11 septiembre, 2026
PP y Vox, Luis Barcala y Carmen Robledillo
Entre las exigencias figuraban partidas para la creación de una partida de 30.000 euros para la Oficina de Atención a la Maternidad, así como dotaciones simbólicas y materiales para iniciativas como la Oficina “antiokupación” o la revisión del padrón municipal

El Ayuntamiento de Alicante ha allanado el camino para que los presupuestos municipales de 2026 sean aprobados antes del 31 de diciembre, tras aceptar el equipo de gobierno del alcalde Luis Barcala (PP) más de 30 peticiones planteadas por el grupo municipal de Vox, formación con la que busca asegurar los apoyos necesarios en el pleno.

El consistorio —gobernado en minoría por el PP— había marcado como objetivo cumplir con el calendario legal para la aprobación de las cuentas, un requisito clave para captar fondos europeos que se perderían si no se aprueban dentro de plazo.
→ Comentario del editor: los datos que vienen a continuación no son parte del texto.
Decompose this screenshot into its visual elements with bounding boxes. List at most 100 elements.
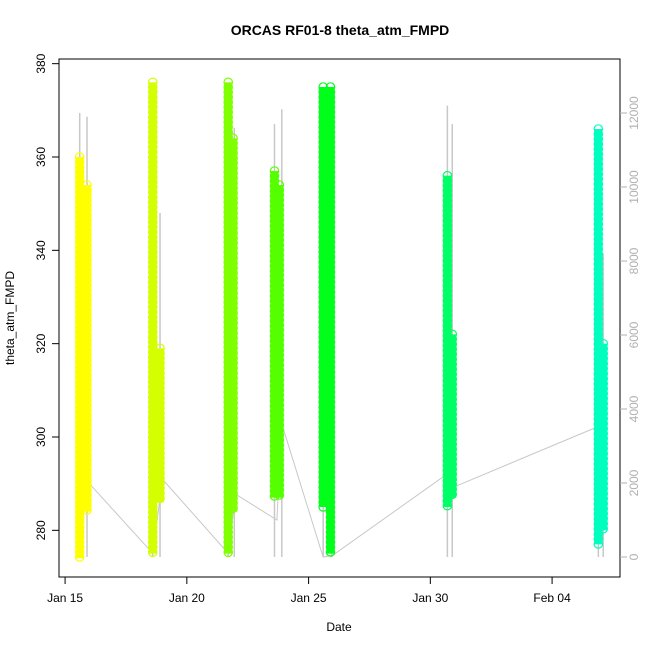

Esta urgencia ha sido uno de los principales argumentos para que la negociación con Vox fuese prioritaria frente a otras oposiciones representadas en el Ayuntamiento.

Vox deposita 30 medidas y técnicos dan visto bueno

Según han confirmado fuentes municipales, las más de 30 medidas presentadas por Vox —que deben ser debatidas en la próxima Comisión de Urbanismo prevista para este viernes— han sido validadas por los técnicos municipales y podrán integrarse en el proyecto de presupuesto que se llevará al pleno para su votación definitiva.

Entre las exigencias figuraban partidas para la creación de una partida de 30.000 euros para la Oficina de Atención a la Maternidad, así como dotaciones simbólicas y materiales para iniciativas como la Oficina “antiokupación” o la revisión del padrón municipal, reclamaciones que han generado debate político en la ciudad.

Críticas de la oposición y polarización en el pleno

La decisión de Barcala de ignorar las propuestas de los grupos de la izquierda y centrarse exclusivamente en las demandas de Vox ha suscitado fuertes críticas desde la oposición. Formaciones como el PSOE y Esquerra Unida-Podem han denunciado que el equipo de gobierno ha diseñado una negociación “a la carta” para garantizar el respaldo de la formación de extrema derecha, en detrimento de propuestas centradas en servicios sociales y redistribución de recursos.

Desde la izquierda se ha señalado que esta estrategia política fortalece la dependencia del gobierno municipal respecto a Vox y que algunas de las enmiendas aceptadas carecen de dotación presupuestaria real inicial, tal y como han señalado fuentes próximas a las negociaciones.

Contexto político y objetivo: fondos europeos

La aprobación de las cuentas antes de fin de año responde también a criterios técnicos y financieros: el Ayuntamiento busca no solo cumplir con los plazos administrativos, sino mantener la elegibilidad para determinados fondos europeos y garantizar estabilidad fiscal en un contexto de objetivos de estabilidad presupuestaria.

El alcalde Barcala, por su parte, ha defendido públicamente su intención de cerrar cuanto antes el proceso presupuestario para poder poner en marcha inversiones y políticas clave para Alicante, aunque fuentes municipales reconocen que los plazos son “muy justos” debido a los tiempos necesarios para tramitar enmiendas y dictámenes previos al pleno.